Push, Pull, And Get Fit!

Resistance tubing is an affordable way to add strength training into your workouts.

The thicker the tube or band, the more challenging it will be.   Tubing with handles is easier to hold and more versatile.  First, check the tube for any tears  by running your hand over it – you don’t want it snapping in half.  I’ve learned the hard way!

*These 2 exercises below are great to start with.

Wrap tubing around a tree (or stable surface) pushing one handle through the other handle to anchor it.

If you would rather do this inside, then edge tubing inside the door and shut it.  The side where door is attached is usually tighter (see picture below).


Tubing 1-Arm Rows (Pull)

Start with tension on tube and pull elbow back.  This is a back exercise (latissmus dorsi) and works secondary muscles, the biceps.  Don’t grip handle too tight – you’ll turn it into a forearm exercise.  Try standing on one leg to emphasize core stability (and ankle strength).

If balancing on one leg is too challenging, shift most your weight to your front leg.  Then lift back heel up.


Tubing 1-Arm Chest Press (Push)

Notice I have the tube under my arm, thumb locked on handle.  It’s easier on your shoulder this way.  Abdominals in, and keep pressing shoulders down away from ears as you push the handle forward.  This will work primarily chest (pecoralis major) and also hits triceps.  Can you stand on one leg while pressing arm forward?

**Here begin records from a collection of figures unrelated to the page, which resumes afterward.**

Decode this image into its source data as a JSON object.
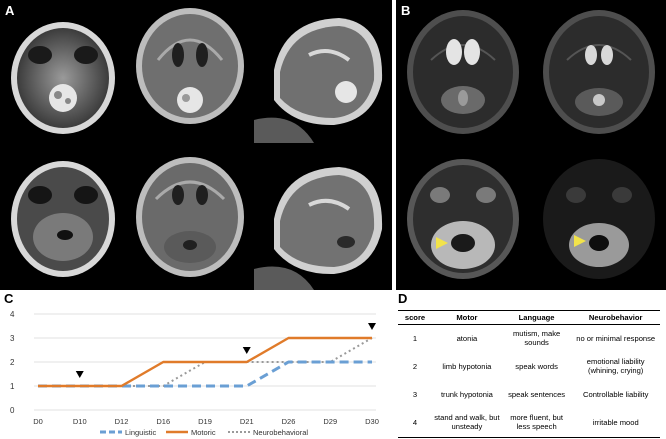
{
  "panels": {
    "a": "A",
    "b": "B",
    "c": "C",
    "d": "D"
  },
  "chart_data": {
    "type": "line",
    "categories": [
      "D0",
      "D10",
      "D12",
      "D16",
      "D19",
      "D21",
      "D26",
      "D29",
      "D30"
    ],
    "y_ticks": [
      "0",
      "1",
      "2",
      "3",
      "4"
    ],
    "ylim": [
      0,
      4
    ],
    "grid": true,
    "legend_position": "bottom",
    "series": [
      {
        "name": "Linguistic",
        "values": [
          1,
          1,
          1,
          1,
          1,
          1,
          2,
          2,
          2
        ],
        "color": "#6a9fd4",
        "style": "dashed"
      },
      {
        "name": "Motoric",
        "values": [
          1,
          1,
          1,
          2,
          2,
          2,
          3,
          3,
          3
        ],
        "color": "#e07b2a",
        "style": "solid"
      },
      {
        "name": "Neurobehavioral",
        "values": [
          1,
          1,
          1,
          1,
          2,
          2,
          2,
          2,
          3
        ],
        "color": "#9a9a9a",
        "style": "dotted"
      }
    ],
    "markers": [
      {
        "category": "D10",
        "value": 1
      },
      {
        "category": "D21",
        "value": 2
      },
      {
        "category": "D30",
        "value": 3
      }
    ]
  },
  "table": {
    "headers": [
      "score",
      "Motor",
      "Language",
      "Neurobehavior"
    ],
    "rows": [
      [
        "1",
        "atonia",
        "mutism, make sounds",
        "no or minimal response"
      ],
      [
        "2",
        "limb hypotonia",
        "speak words",
        "emotional liability (whining, crying)"
      ],
      [
        "3",
        "trunk hypotonia",
        "speak sentences",
        "Controllable liability"
      ],
      [
        "4",
        "stand and walk, but unsteady",
        "more fluent, but less speech",
        "irritable mood"
      ]
    ]
  },
  "colors": {
    "arrowhead": "#f2e34a",
    "enhancement": "#e6e6e6"
  }
}
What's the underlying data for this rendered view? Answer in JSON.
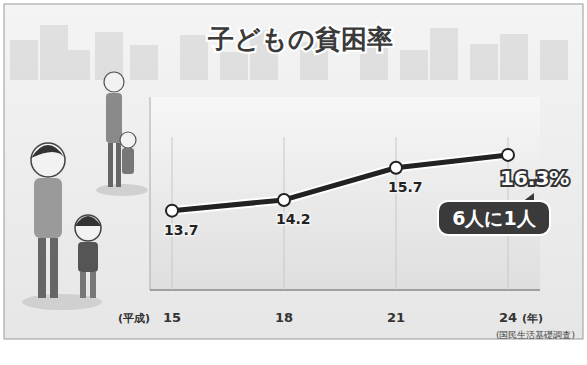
{
  "chart_data": {
    "type": "line",
    "title": "子どもの貧困率",
    "categories": [
      "15",
      "18",
      "21",
      "24"
    ],
    "values": [
      13.7,
      14.2,
      15.7,
      16.3
    ],
    "value_labels": [
      "13.7",
      "14.2",
      "15.7",
      "16.3%"
    ],
    "data_labels": true,
    "era_label": "(平成)",
    "xlabel": "(年)",
    "annotation": "6人に1人",
    "source": "(国民生活基礎調査)",
    "ylim": [
      10,
      19
    ],
    "tick_labels": "x",
    "color": "#222222",
    "marker": "circle"
  }
}
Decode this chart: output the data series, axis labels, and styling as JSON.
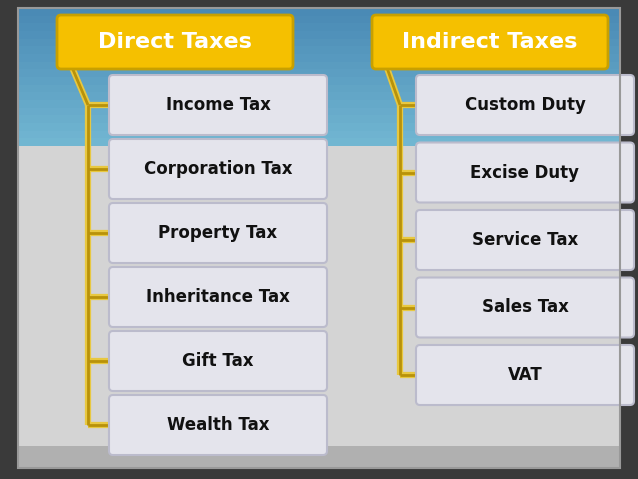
{
  "outer_bg": "#3a3a3a",
  "inner_bg_top": "#5599cc",
  "inner_bg_mid": "#aaccdd",
  "inner_bg_bottom": "#d8d8d8",
  "left_header": "Direct Taxes",
  "right_header": "Indirect Taxes",
  "header_bg": "#f5c000",
  "header_text_color": "#ffffff",
  "left_items": [
    "Income Tax",
    "Corporation Tax",
    "Property Tax",
    "Inheritance Tax",
    "Gift Tax",
    "Wealth Tax"
  ],
  "right_items": [
    "Custom Duty",
    "Excise Duty",
    "Service Tax",
    "Sales Tax",
    "VAT"
  ],
  "box_bg": "#e4e4ec",
  "box_border": "#bbbbcc",
  "box_text_color": "#111111",
  "line_color_dark": "#b8920a",
  "line_color_light": "#e8c840",
  "figsize": [
    6.38,
    4.79
  ],
  "dpi": 100
}
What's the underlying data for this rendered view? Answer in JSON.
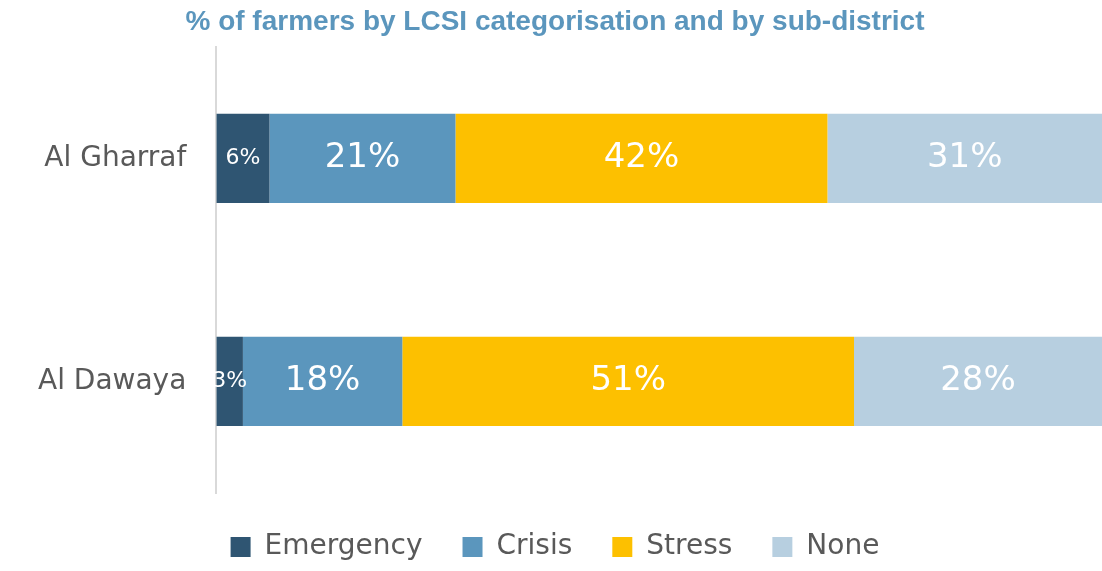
{
  "chart_data": {
    "type": "bar",
    "orientation": "horizontal",
    "stacked": true,
    "title": "% of farmers by LCSI categorisation and by sub-district",
    "categories": [
      "Al Gharraf",
      "Al Dawaya"
    ],
    "xlim": [
      0,
      100
    ],
    "tick_labels": "y",
    "grid": false,
    "legend": "bottom",
    "series": [
      {
        "name": "Emergency",
        "color": "#2f5572",
        "values": [
          6,
          3
        ],
        "value_labels": [
          "6%",
          "3%"
        ]
      },
      {
        "name": "Crisis",
        "color": "#5b96bd",
        "values": [
          21,
          18
        ],
        "value_labels": [
          "21%",
          "18%"
        ]
      },
      {
        "name": "Stress",
        "color": "#fdc000",
        "values": [
          42,
          51
        ],
        "value_labels": [
          "42%",
          "51%"
        ]
      },
      {
        "name": "None",
        "color": "#b7cfe0",
        "values": [
          31,
          28
        ],
        "value_labels": [
          "31%",
          "28%"
        ]
      }
    ]
  }
}
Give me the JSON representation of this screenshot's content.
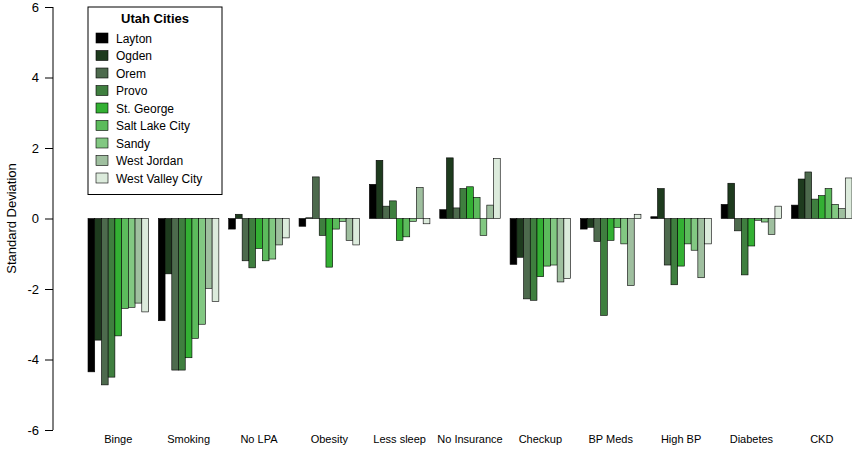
{
  "chart_data": {
    "type": "bar",
    "y_label": "Standard Deviation",
    "legend_title": "Utah Cities",
    "legend": "upper left",
    "categories": [
      "Binge",
      "Smoking",
      "No LPA",
      "Obesity",
      "Less sleep",
      "No Insurance",
      "Checkup",
      "BP Meds",
      "High BP",
      "Diabetes",
      "CKD"
    ],
    "series": [
      {
        "name": "Layton",
        "color": "#000000",
        "values": [
          -4.35,
          -2.9,
          -0.3,
          -0.22,
          0.97,
          0.25,
          -1.3,
          -0.3,
          0.05,
          0.4,
          0.38
        ]
      },
      {
        "name": "Ogden",
        "color": "#1e3b1e",
        "values": [
          -3.45,
          -1.57,
          0.12,
          0.02,
          1.65,
          1.72,
          -1.1,
          -0.25,
          0.85,
          1.0,
          1.12
        ]
      },
      {
        "name": "Orem",
        "color": "#4d6a4d",
        "values": [
          -4.72,
          -4.3,
          -1.2,
          1.18,
          0.35,
          0.3,
          -2.28,
          -0.65,
          -1.32,
          -0.35,
          1.32
        ]
      },
      {
        "name": "Provo",
        "color": "#3f7f3f",
        "values": [
          -4.5,
          -4.3,
          -1.4,
          -0.48,
          0.5,
          0.85,
          -2.32,
          -2.75,
          -1.88,
          -1.6,
          0.55
        ]
      },
      {
        "name": "St. George",
        "color": "#33b033",
        "values": [
          -3.33,
          -3.95,
          -0.85,
          -1.38,
          -0.62,
          0.9,
          -1.65,
          -0.62,
          -1.35,
          -0.78,
          0.65
        ]
      },
      {
        "name": "Salt Lake City",
        "color": "#5cbb5c",
        "values": [
          -2.55,
          -3.4,
          -1.2,
          -0.3,
          -0.52,
          0.6,
          -1.35,
          -0.25,
          -0.72,
          -0.05,
          0.85
        ]
      },
      {
        "name": "Sandy",
        "color": "#82c882",
        "values": [
          -2.52,
          -3.0,
          -1.15,
          -0.08,
          -0.08,
          -0.48,
          -1.32,
          -0.72,
          -0.9,
          -0.1,
          0.4
        ]
      },
      {
        "name": "West Jordan",
        "color": "#9fbf9f",
        "values": [
          -2.4,
          -1.98,
          -0.75,
          -0.62,
          0.88,
          0.38,
          -1.8,
          -1.9,
          -1.68,
          -0.45,
          0.28
        ]
      },
      {
        "name": "West Valley City",
        "color": "#dcebdc",
        "values": [
          -2.65,
          -2.35,
          -0.55,
          -0.75,
          -0.15,
          1.7,
          -1.7,
          0.12,
          -0.72,
          0.35,
          1.15
        ]
      }
    ],
    "ylim": [
      -6,
      6
    ],
    "yticks": [
      -6,
      -4,
      -2,
      0,
      2,
      4,
      6
    ],
    "grid": false
  }
}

Perform exercises slow and controlled.   You should feel fatigued after 25 repetitions.  If you don’t, then stand further away from your anchor point!

Have fun!

*Please consult your physician before starting a new fitness program.


8 thoughts on “Push, Pull, And Get Fit!

  1. “Can you stand on one leg while pressing arm forward?” Great idea and something to try for sure…I learned the hard way, never allow the kids to hold one end of the band, long painful story 😉

  2. Yes! If you can do one leg the whole time you are pushing or pulling the tube – that is such awesome core work!! Your foot will wobble. You are trying to fight that instability of the leg – that’s how you increase your muscle awareness (stability).
    My son is just now discovering all sorts of fun things to do w/ my bands! I’m sure I’ll have many painful stories to come myself!!